One Year of Remission!
|Our Family at a Recent Wedding|
Where has the time gone?
I have't blogged in four months. Life has picked up pace dramatically. I am back to juggling teaching, family and church as well as fitting in some external ministry along the way (watch out for future blogs about this). So its not surprising really that I almost missed my first year anniversary of being declared 'in remission'.
It was exactly one year ago on 1st November when my consultant told me that there were no more cancer cells in my body. Praise God!
Recovery has been an interesting journey too. I certainly didn't think it would be like this. I thought the doctors would say 'everything's OK' than I'd take a few weeks, maybe a month to get back on my feet and then life would return to normal and we would carry on from there.
My physical recovery has taken a long time. I think only now am I reaching the stage I was at physically before being ill. My stamina in particular has taken a long time to recover. In the midst of chemo it was a big struggle to walk even a short distance. However during the recovery I decided to start walking bigger and bigger distances. I have been walking to work for about six months now which is a distance of about 2 miles. It takes me half an hour, but I it it good for me and has helped me to gradually increase what I can do physically in a sensible way.
Before I became ill I have put a lot of effort into loosing weight. I had 'tapped in' to my wife's 'Slimming World' programme and I managed to loose two stone. I even had to go out and buy new clothes! Very shortly afterwards they discovered my cancer and the treatment began. The diet was a little restrictive - mostly only eat fresh food. No take-away.
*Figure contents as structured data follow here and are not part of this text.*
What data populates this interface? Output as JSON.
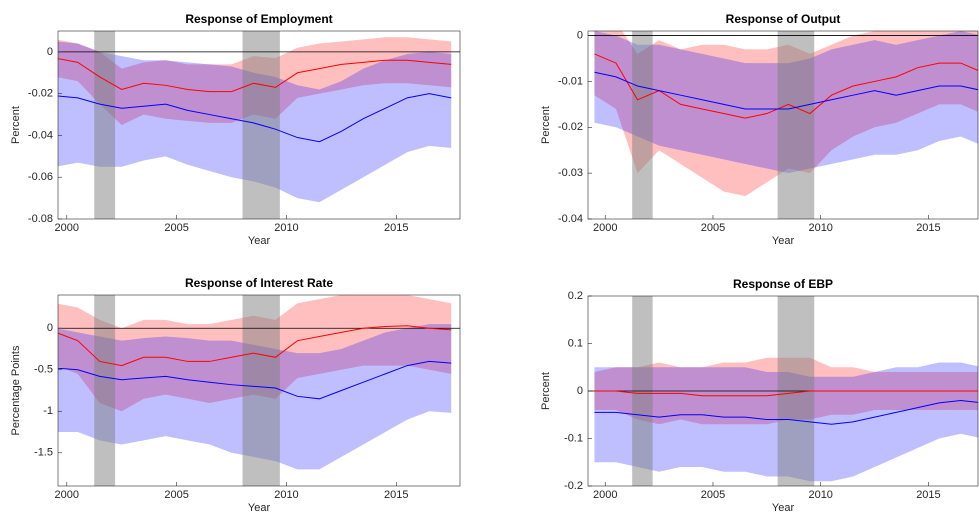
{
  "chart_data": [
    {
      "type": "line",
      "title": "Response of Employment",
      "xlabel": "Year",
      "ylabel": "Percent",
      "xlim": [
        1999.6,
        2017.9
      ],
      "ylim": [
        -0.08,
        0.01
      ],
      "xticks": [
        2000,
        2005,
        2010,
        2015
      ],
      "yticks": [
        -0.08,
        -0.06,
        -0.04,
        -0.02,
        0
      ],
      "hline": 0,
      "shaded_regions": [
        [
          2001.25,
          2002.2
        ],
        [
          2008,
          2009.7
        ]
      ],
      "x": [
        1999.5,
        2000.5,
        2001.5,
        2002.5,
        2003.5,
        2004.5,
        2005.5,
        2006.5,
        2007.5,
        2008.5,
        2009.5,
        2010.5,
        2011.5,
        2012.5,
        2013.5,
        2014.5,
        2015.5,
        2016.5,
        2017.5
      ],
      "series": [
        {
          "color": "#ff0000",
          "values": [
            -0.003,
            -0.005,
            -0.012,
            -0.018,
            -0.015,
            -0.016,
            -0.018,
            -0.019,
            -0.019,
            -0.015,
            -0.017,
            -0.01,
            -0.008,
            -0.006,
            -0.005,
            -0.004,
            -0.004,
            -0.005,
            -0.006
          ],
          "lower": [
            -0.012,
            -0.014,
            -0.025,
            -0.035,
            -0.03,
            -0.032,
            -0.033,
            -0.034,
            -0.034,
            -0.03,
            -0.032,
            -0.022,
            -0.02,
            -0.018,
            -0.016,
            -0.015,
            -0.015,
            -0.016,
            -0.017
          ],
          "upper": [
            0.006,
            0.004,
            0.0,
            -0.008,
            -0.005,
            -0.004,
            -0.006,
            -0.006,
            -0.006,
            -0.002,
            -0.003,
            0.002,
            0.004,
            0.005,
            0.006,
            0.007,
            0.007,
            0.006,
            0.005
          ]
        },
        {
          "color": "#0000ff",
          "values": [
            -0.021,
            -0.022,
            -0.025,
            -0.027,
            -0.026,
            -0.025,
            -0.028,
            -0.03,
            -0.032,
            -0.034,
            -0.037,
            -0.041,
            -0.043,
            -0.038,
            -0.032,
            -0.027,
            -0.022,
            -0.02,
            -0.022
          ],
          "lower": [
            -0.055,
            -0.053,
            -0.055,
            -0.055,
            -0.052,
            -0.05,
            -0.054,
            -0.057,
            -0.06,
            -0.062,
            -0.065,
            -0.07,
            -0.072,
            -0.066,
            -0.06,
            -0.054,
            -0.048,
            -0.045,
            -0.046
          ],
          "upper": [
            0.005,
            0.004,
            0.0,
            -0.002,
            -0.004,
            -0.004,
            -0.005,
            -0.006,
            -0.007,
            -0.01,
            -0.012,
            -0.016,
            -0.018,
            -0.014,
            -0.008,
            -0.004,
            -0.001,
            0.0,
            -0.001
          ]
        }
      ]
    },
    {
      "type": "line",
      "title": "Response of Output",
      "xlabel": "Year",
      "ylabel": "Percent",
      "xlim": [
        1999.2,
        2017.3
      ],
      "ylim": [
        -0.04,
        0.001
      ],
      "xticks": [
        2000,
        2005,
        2010,
        2015
      ],
      "yticks": [
        -0.04,
        -0.03,
        -0.02,
        -0.01,
        0
      ],
      "hline": 0,
      "shaded_regions": [
        [
          2001.25,
          2002.2
        ],
        [
          2008,
          2009.7
        ]
      ],
      "x": [
        1999.5,
        2000.5,
        2001.5,
        2002.5,
        2003.5,
        2004.5,
        2005.5,
        2006.5,
        2007.5,
        2008.5,
        2009.5,
        2010.5,
        2011.5,
        2012.5,
        2013.5,
        2014.5,
        2015.5,
        2016.5,
        2017.5
      ],
      "series": [
        {
          "color": "#ff0000",
          "values": [
            -0.004,
            -0.006,
            -0.014,
            -0.012,
            -0.015,
            -0.016,
            -0.017,
            -0.018,
            -0.017,
            -0.015,
            -0.017,
            -0.013,
            -0.011,
            -0.01,
            -0.009,
            -0.007,
            -0.006,
            -0.006,
            -0.008
          ],
          "lower": [
            -0.013,
            -0.016,
            -0.03,
            -0.025,
            -0.028,
            -0.031,
            -0.034,
            -0.035,
            -0.032,
            -0.029,
            -0.03,
            -0.025,
            -0.022,
            -0.02,
            -0.019,
            -0.017,
            -0.015,
            -0.015,
            -0.017
          ],
          "upper": [
            0.004,
            0.003,
            -0.004,
            -0.001,
            -0.003,
            -0.002,
            -0.002,
            -0.003,
            -0.003,
            -0.002,
            -0.004,
            -0.002,
            0.0,
            0.001,
            0.001,
            0.002,
            0.002,
            0.002,
            0.001
          ]
        },
        {
          "color": "#0000ff",
          "values": [
            -0.008,
            -0.009,
            -0.011,
            -0.012,
            -0.013,
            -0.014,
            -0.015,
            -0.016,
            -0.016,
            -0.016,
            -0.015,
            -0.014,
            -0.013,
            -0.012,
            -0.013,
            -0.012,
            -0.011,
            -0.011,
            -0.012
          ],
          "lower": [
            -0.019,
            -0.02,
            -0.022,
            -0.024,
            -0.025,
            -0.026,
            -0.027,
            -0.028,
            -0.029,
            -0.03,
            -0.029,
            -0.028,
            -0.027,
            -0.026,
            -0.026,
            -0.025,
            -0.023,
            -0.022,
            -0.024
          ],
          "upper": [
            0.001,
            0.0,
            -0.002,
            -0.002,
            -0.003,
            -0.004,
            -0.005,
            -0.006,
            -0.006,
            -0.006,
            -0.005,
            -0.003,
            -0.002,
            -0.001,
            -0.002,
            -0.001,
            0.0,
            0.001,
            0.0
          ]
        }
      ]
    },
    {
      "type": "line",
      "title": "Response of Interest Rate",
      "xlabel": "Year",
      "ylabel": "Percentage Points",
      "xlim": [
        1999.6,
        2017.9
      ],
      "ylim": [
        -1.9,
        0.4
      ],
      "xticks": [
        2000,
        2005,
        2010,
        2015
      ],
      "yticks": [
        -1.5,
        -1,
        -0.5,
        0
      ],
      "hline": 0,
      "shaded_regions": [
        [
          2001.25,
          2002.2
        ],
        [
          2008,
          2009.7
        ]
      ],
      "x": [
        1999.5,
        2000.5,
        2001.5,
        2002.5,
        2003.5,
        2004.5,
        2005.5,
        2006.5,
        2007.5,
        2008.5,
        2009.5,
        2010.5,
        2011.5,
        2012.5,
        2013.5,
        2014.5,
        2015.5,
        2016.5,
        2017.5
      ],
      "series": [
        {
          "color": "#ff0000",
          "values": [
            -0.05,
            -0.15,
            -0.4,
            -0.45,
            -0.35,
            -0.35,
            -0.4,
            -0.4,
            -0.35,
            -0.3,
            -0.35,
            -0.15,
            -0.1,
            -0.05,
            0.0,
            0.02,
            0.03,
            0.0,
            -0.02
          ],
          "lower": [
            -0.45,
            -0.55,
            -0.9,
            -1.0,
            -0.85,
            -0.8,
            -0.85,
            -0.9,
            -0.85,
            -0.8,
            -0.85,
            -0.6,
            -0.55,
            -0.5,
            -0.45,
            -0.45,
            -0.45,
            -0.5,
            -0.55
          ],
          "upper": [
            0.3,
            0.25,
            0.1,
            0.0,
            0.1,
            0.1,
            0.05,
            0.05,
            0.1,
            0.15,
            0.1,
            0.3,
            0.35,
            0.4,
            0.4,
            0.4,
            0.4,
            0.35,
            0.3
          ]
        },
        {
          "color": "#0000ff",
          "values": [
            -0.48,
            -0.5,
            -0.58,
            -0.62,
            -0.6,
            -0.58,
            -0.62,
            -0.65,
            -0.68,
            -0.7,
            -0.72,
            -0.82,
            -0.85,
            -0.75,
            -0.65,
            -0.55,
            -0.45,
            -0.4,
            -0.42
          ],
          "lower": [
            -1.25,
            -1.25,
            -1.35,
            -1.4,
            -1.35,
            -1.3,
            -1.35,
            -1.4,
            -1.5,
            -1.55,
            -1.6,
            -1.7,
            -1.7,
            -1.55,
            -1.4,
            -1.25,
            -1.1,
            -1.0,
            -1.02
          ],
          "upper": [
            0.0,
            -0.05,
            -0.1,
            -0.15,
            -0.12,
            -0.1,
            -0.12,
            -0.15,
            -0.15,
            -0.2,
            -0.25,
            -0.3,
            -0.3,
            -0.25,
            -0.15,
            -0.05,
            0.0,
            0.05,
            0.05
          ]
        }
      ]
    },
    {
      "type": "line",
      "title": "Response of EBP",
      "xlabel": "Year",
      "ylabel": "Percent",
      "xlim": [
        1999.2,
        2017.3
      ],
      "ylim": [
        -0.2,
        0.2
      ],
      "xticks": [
        2000,
        2005,
        2010,
        2015
      ],
      "yticks": [
        -0.2,
        -0.1,
        0,
        0.1,
        0.2
      ],
      "hline": 0,
      "shaded_regions": [
        [
          2001.25,
          2002.2
        ],
        [
          2008,
          2009.7
        ]
      ],
      "x": [
        1999.5,
        2000.5,
        2001.5,
        2002.5,
        2003.5,
        2004.5,
        2005.5,
        2006.5,
        2007.5,
        2008.5,
        2009.5,
        2010.5,
        2011.5,
        2012.5,
        2013.5,
        2014.5,
        2015.5,
        2016.5,
        2017.5
      ],
      "series": [
        {
          "color": "#ff0000",
          "values": [
            0.0,
            0.0,
            -0.005,
            -0.005,
            -0.005,
            -0.01,
            -0.01,
            -0.01,
            -0.01,
            -0.005,
            0.0,
            0.0,
            0.0,
            0.0,
            0.0,
            0.0,
            0.0,
            0.0,
            0.0
          ],
          "lower": [
            -0.04,
            -0.04,
            -0.06,
            -0.07,
            -0.06,
            -0.07,
            -0.07,
            -0.07,
            -0.07,
            -0.06,
            -0.06,
            -0.05,
            -0.05,
            -0.04,
            -0.04,
            -0.04,
            -0.04,
            -0.04,
            -0.04
          ],
          "upper": [
            0.04,
            0.05,
            0.05,
            0.06,
            0.05,
            0.05,
            0.06,
            0.06,
            0.07,
            0.07,
            0.07,
            0.05,
            0.05,
            0.04,
            0.04,
            0.04,
            0.04,
            0.04,
            0.04
          ]
        },
        {
          "color": "#0000ff",
          "values": [
            -0.045,
            -0.045,
            -0.05,
            -0.055,
            -0.05,
            -0.05,
            -0.055,
            -0.055,
            -0.06,
            -0.06,
            -0.065,
            -0.07,
            -0.065,
            -0.055,
            -0.045,
            -0.035,
            -0.025,
            -0.02,
            -0.025
          ],
          "lower": [
            -0.15,
            -0.15,
            -0.16,
            -0.17,
            -0.16,
            -0.16,
            -0.17,
            -0.17,
            -0.18,
            -0.18,
            -0.19,
            -0.19,
            -0.18,
            -0.16,
            -0.14,
            -0.12,
            -0.1,
            -0.09,
            -0.1
          ],
          "upper": [
            0.05,
            0.05,
            0.05,
            0.05,
            0.05,
            0.05,
            0.05,
            0.05,
            0.04,
            0.04,
            0.03,
            0.03,
            0.03,
            0.04,
            0.05,
            0.05,
            0.06,
            0.06,
            0.05
          ]
        }
      ]
    }
  ]
}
No uncooked eggs. Very similar to a pregnant lady. Unfortunately one of the side-effects of the mountains of steroids they gave me as part of my treatment had a side effect of making you very hungry! So my weight piled back on and I am back to what I was before my dieting efforts began. I haven't yet had the heart or willpower to give it another go.
Spiritually, God taught me a lot through my illness. I have had some speaking engagements at churches inviting me to speak about what it was like living with faith and cancer and I have also preached a message about 'Embracing Hardship'. Both sound quite tough to hear, but I do try to make them positive and inspirational, I promise! I also believe God has asked me to write a book about this time in my life. This caused me to complete a previous book project I had started before my illness, but had never got round to completing. So I have now done that. It is called 'All Things New: Stories of Transformed Lives' and is about salvation and contains testimonies of various people from my church. The launch happened last month and I am currently planning a tour / roadshow in the hopes that other churches in the country will invite me along - it is a lovely evangelistic opportunity.
Mentally, this has been a tough one. One minute I think everything is OK and the next it changes again. It has also been tough for my family as together we try to process and come to terms with what has happened as well as not try to ignore the potentials of what still might be (doctors have told me the type of cancer I have could come back again). I do intend to write a more detailed blog about this aspect in the coming weeks.
Thanks again for following my journey - one that doesn't suddenly stop when you get the 'all clear'. There is still a lot of healing to be done. But I know God is still with me, guiding me and carrying me every step of the way.